幸せ100%の笑顔でまゆが取り出したのは、いちごがたっぷり乗った、どでかいデコレーションケーキ。

「まゆが全部つくったんだよ〜♪」

だそうだ。いや限度ってあるだろ…
両親がいないことを承知で、なおこのでかさのケーキを作ったのか…

とはいえ、兄想いな妹の努力を無駄にするのは忍びないし、そもそも俺の可愛い可愛いまゆが他ならぬ
俺のために作ってくれたケーキだ。

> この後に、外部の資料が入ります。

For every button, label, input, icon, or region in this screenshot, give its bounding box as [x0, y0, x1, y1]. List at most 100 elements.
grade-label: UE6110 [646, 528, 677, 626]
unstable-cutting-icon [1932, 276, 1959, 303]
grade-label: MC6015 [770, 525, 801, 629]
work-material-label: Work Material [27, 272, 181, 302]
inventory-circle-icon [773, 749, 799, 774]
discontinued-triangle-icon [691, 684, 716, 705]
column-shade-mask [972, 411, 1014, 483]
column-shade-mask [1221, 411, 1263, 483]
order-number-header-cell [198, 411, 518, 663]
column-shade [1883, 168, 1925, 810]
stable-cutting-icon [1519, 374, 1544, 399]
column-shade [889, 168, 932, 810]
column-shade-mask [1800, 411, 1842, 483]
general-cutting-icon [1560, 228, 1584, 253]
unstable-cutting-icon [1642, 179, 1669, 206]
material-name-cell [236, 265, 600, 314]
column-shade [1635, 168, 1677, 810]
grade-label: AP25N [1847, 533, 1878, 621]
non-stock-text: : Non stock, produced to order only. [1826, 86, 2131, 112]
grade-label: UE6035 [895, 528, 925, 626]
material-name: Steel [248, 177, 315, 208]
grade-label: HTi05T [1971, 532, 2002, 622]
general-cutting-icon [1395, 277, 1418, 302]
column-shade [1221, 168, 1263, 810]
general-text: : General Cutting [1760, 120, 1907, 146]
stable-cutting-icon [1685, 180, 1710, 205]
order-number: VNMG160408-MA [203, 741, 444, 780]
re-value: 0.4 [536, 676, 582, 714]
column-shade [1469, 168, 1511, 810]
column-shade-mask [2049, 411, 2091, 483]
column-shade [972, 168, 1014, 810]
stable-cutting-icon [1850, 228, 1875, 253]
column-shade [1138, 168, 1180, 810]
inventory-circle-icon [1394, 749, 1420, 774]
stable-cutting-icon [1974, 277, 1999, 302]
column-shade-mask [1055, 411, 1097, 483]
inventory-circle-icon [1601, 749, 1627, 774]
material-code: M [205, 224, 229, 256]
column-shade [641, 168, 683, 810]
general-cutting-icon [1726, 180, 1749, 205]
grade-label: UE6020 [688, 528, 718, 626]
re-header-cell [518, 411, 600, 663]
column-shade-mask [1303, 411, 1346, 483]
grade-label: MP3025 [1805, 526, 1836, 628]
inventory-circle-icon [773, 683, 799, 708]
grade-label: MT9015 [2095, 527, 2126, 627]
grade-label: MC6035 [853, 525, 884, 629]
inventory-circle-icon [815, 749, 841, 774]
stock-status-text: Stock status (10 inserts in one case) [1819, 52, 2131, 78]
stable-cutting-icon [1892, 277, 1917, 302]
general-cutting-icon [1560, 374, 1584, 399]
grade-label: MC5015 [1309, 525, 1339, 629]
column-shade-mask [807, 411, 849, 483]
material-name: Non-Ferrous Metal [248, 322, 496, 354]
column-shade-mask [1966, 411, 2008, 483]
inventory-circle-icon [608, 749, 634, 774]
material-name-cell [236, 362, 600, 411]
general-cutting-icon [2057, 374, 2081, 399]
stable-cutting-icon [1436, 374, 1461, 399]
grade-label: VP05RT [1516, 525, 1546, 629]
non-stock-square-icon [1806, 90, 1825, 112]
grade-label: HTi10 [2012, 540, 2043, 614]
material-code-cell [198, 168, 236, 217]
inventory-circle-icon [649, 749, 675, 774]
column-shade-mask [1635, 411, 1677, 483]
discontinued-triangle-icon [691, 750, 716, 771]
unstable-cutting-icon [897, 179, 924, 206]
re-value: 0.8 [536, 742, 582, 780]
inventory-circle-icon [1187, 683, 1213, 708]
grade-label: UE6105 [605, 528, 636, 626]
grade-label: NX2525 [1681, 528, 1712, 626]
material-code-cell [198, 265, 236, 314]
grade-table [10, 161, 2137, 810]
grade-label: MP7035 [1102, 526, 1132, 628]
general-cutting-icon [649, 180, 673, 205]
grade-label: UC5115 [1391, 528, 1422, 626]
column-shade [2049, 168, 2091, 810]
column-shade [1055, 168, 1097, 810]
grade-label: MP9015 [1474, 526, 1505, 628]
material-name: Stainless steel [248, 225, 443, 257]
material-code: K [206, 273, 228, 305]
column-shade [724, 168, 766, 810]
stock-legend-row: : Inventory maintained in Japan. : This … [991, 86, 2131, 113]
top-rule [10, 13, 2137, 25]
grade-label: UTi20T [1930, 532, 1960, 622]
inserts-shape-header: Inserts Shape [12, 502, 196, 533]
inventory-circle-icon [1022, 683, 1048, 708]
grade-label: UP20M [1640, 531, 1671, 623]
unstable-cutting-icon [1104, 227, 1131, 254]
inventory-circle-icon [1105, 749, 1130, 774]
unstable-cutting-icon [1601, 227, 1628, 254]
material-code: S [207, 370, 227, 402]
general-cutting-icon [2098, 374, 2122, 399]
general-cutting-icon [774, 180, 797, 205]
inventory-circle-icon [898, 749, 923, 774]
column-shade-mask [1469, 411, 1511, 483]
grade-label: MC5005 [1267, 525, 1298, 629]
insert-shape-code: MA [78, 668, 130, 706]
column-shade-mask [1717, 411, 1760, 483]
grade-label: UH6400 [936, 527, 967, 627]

これを食わずして何を食う!シスコン!?上等だっ!!

「ゼハー…ゼハー…」

興奮しすぎたようだ…

「と、ともかく、一緒にケーキ食おうか。」
「…?うんっ!」

30分後。
そこにはなんと元気に…ではなく、苦しそうに腹をさする俺の姿があった!

「やっぱり完食はむりだったなぁ…」
「え、えへへ…ちょっと失敗しちゃった…」

まゆが少し申し訳なさそうに謝る。
ここでやめておけばよかったものを、俺はあの一言を言ってしまったのだ。

「あぁ胃が重い…」ゲフゥ
「……ふ…」
「…腑?」
「ふぇぇ…」
「なぬ〜〜〜!?」

突然泣き出したまゆに戸惑いつつ声をかけてみる。

「どうしたまゆ!?お腹痛いのか!?」
「お、お兄ちゃん…」
「なんだ…?」
「まゆ、迷惑だった…?」

と、こうして冒頭のシーンに戻るわけだ。



回想を巡らせていたところで問題は解決されない。
とりあえずまゆが泣いてる理由を聞かなければ…

「まゆ?何で泣いてるのか教えてくれないか?」
「だ、だって…お兄ちゃん、『愛が…おっ、おもっ、重い』って…ふゅぇぇぇ…」

なにをおさるのうさぎさん。そんなこと言った覚えなどない。

「まゆ…いつもお兄ちゃんに甘えてばっかりだから…今日はがんばって、ちゅ、ちゅくったのに…うぇぇ
あんな失敗しちゃって…ぐす…これじゃお兄ちゃんに嫌われちゃうよぉぉ……」

そんなこと言った覚えなどないが、とりあえず否定すべきところはしておかねば。

「まゆ」
「ふぇ…?」
「俺は愛が重いなんて全然思ってないし、まゆのこと絶対に嫌いになんてならないよ」
「おに…ちゃ…」
「俺のためにあんなに準備してくれて、すごく嬉しかった」
「…お…おにいぢゃぁぁぁ…」むぎゅぅぅぅすりすり
「お〜よしよし、まゆはいいこだね〜」なでなで

このあとまゆの部屋で延々とむぎゅむぎゅすりすりされ続け、解放されたのは翌朝のことだった。
あれだな、今後はもっと言動に気をつけよう。
と、思ってはみるのだがなあ…
こうして、俺たちのおバカな日常は続いていくのである。